Division of Child Neurology, Department of Pediatrics, Children's Hospital of Pittsburgh, University of Pittsburgh Medical Center, Pittsburgh, PA, USA.
Acta Neuropathol. 2016 Apr;131(4):605-20. doi: 10.1007/s00401-015-1530-0. Epub 2016 Jan 4.
Amyotrophic lateral sclerosis is characterized by progressive loss of motor neurons in the brain and spinal cord. Mutations in several genes, including FUS, TDP43, Matrin 3, hnRNPA2 and other RNA-binding proteins, have been linked to ALS pathology. Recently, Pur-alpha, a DNA/RNA-binding protein was found to bind to C9orf72 repeat expansions and could possibly play a role in the pathogenesis of ALS. When overexpressed, Pur-alpha mitigates toxicities associated with Fragile X tumor ataxia syndrome (FXTAS) and C9orf72 repeat expansion diseases in Drosophila and mammalian cell culture models. However, the function of Pur-alpha in regulating ALS pathogenesis has not been fully understood. We identified Pur-alpha as a novel component of cytoplasmic stress granules (SGs) in ALS patient cells carrying disease-causing mutations in FUS. When cells were challenged with stress, we observed that Pur-alpha co-localized with mutant FUS in ALS patient cells and became trapped in constitutive SGs. We also found that FUS physically interacted with Pur-alpha in mammalian neuronal cells. Interestingly, shRNA-mediated knock down of endogenous Pur-alpha significantly reduced formation of cytoplasmic stress granules in mammalian cells suggesting that Pur-alpha is essential for the formation of SGs. Furthermore, ectopic expression of Pur-alpha blocked cytoplasmic mislocalization of mutant FUS and strongly suppressed toxicity associated with mutant FUS expression in primary motor neurons. Our data emphasizes the importance of stress granules in ALS pathogenesis and identifies Pur-alpha as a novel regulator of SG dynamics.

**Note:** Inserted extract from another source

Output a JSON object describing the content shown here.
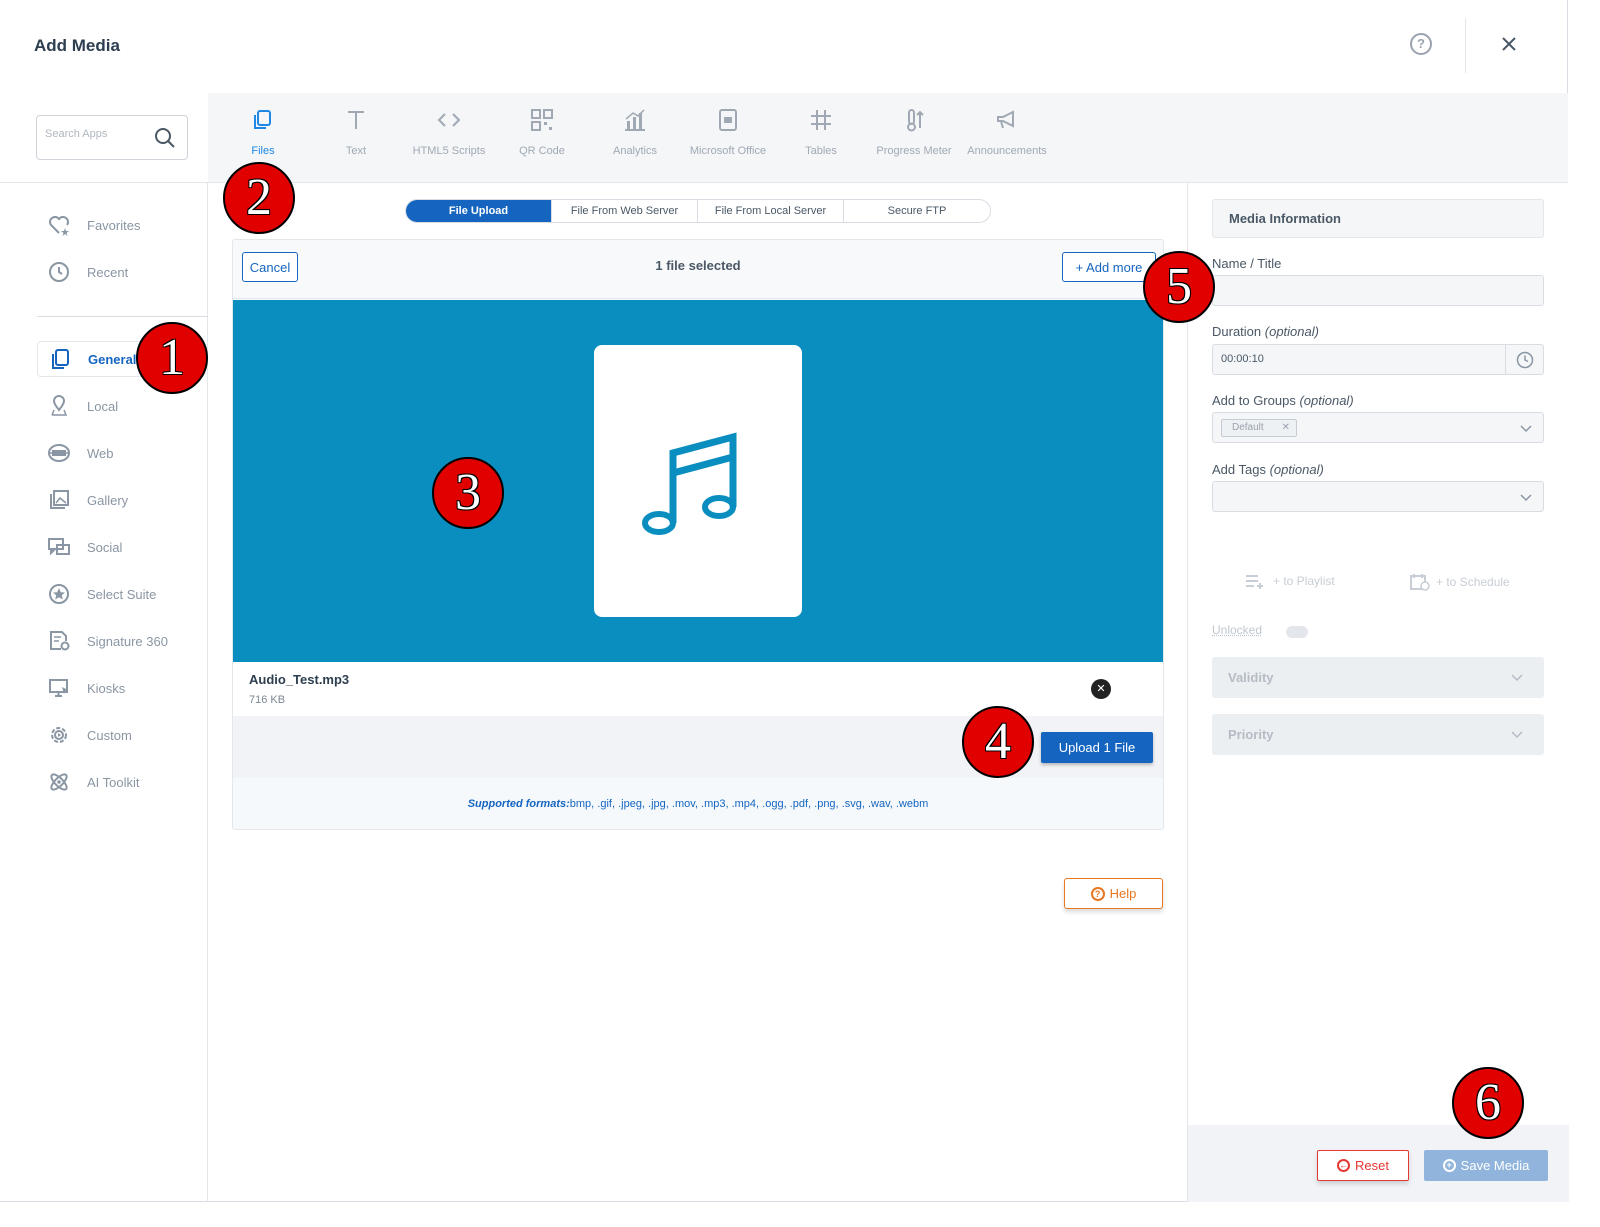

肌萎缩侧索硬化症的特征是大脑和脊髓中的运动神经元进行性丧失。包括FUS、TDP43、Matrin 3、hnRNPA2和其他RNA结合蛋白在内的多个基因的突变与肌萎缩侧索硬化症的病理相关。最近,发现一种DNA/RNA结合蛋白Pur-alpha可与C9orf72重复扩增序列结合,并可能在肌萎缩侧索硬化症的发病机制中起作用。在果蝇和哺乳动物细胞培养模型中,Pur-alpha过表达时可减轻与脆性X肿瘤共济失调综合征(FXTAS)和C9orf72重复扩增疾病相关的毒性。然而,Pur-alpha在调节肌萎缩侧索硬化症发病机制中的功能尚未完全了解。我们在携带FUS致病突变的肌萎缩侧索硬化症患者细胞中,将Pur-alpha鉴定为细胞质应激颗粒(SGs)的一种新成分。当细胞受到应激挑战时,我们观察到Pur-alpha在肌萎缩侧索硬化症患者细胞中与突变型FUS共定位,并被困在组成性应激颗粒中。我们还发现FUS在哺乳动物神经元细胞中与Pur-alpha发生物理相互作用。有趣的是,shRNA介导的内源性Pur-alpha敲低显著减少了哺乳动物细胞中细胞质应激颗粒的形成,这表明Pur-alpha对SGs的形成至关重要。此外,Pur-alpha的异位表达阻止了突变型FUS的细胞质错误定位,并强烈抑制了原代运动神经元中与突变型FUS表达相关的毒性。我们的数据强调了应激颗粒在肌萎缩侧索硬化症发病机制中的重要性,并将Pur-alpha鉴定为SGs动态变化的一种新型调节因子。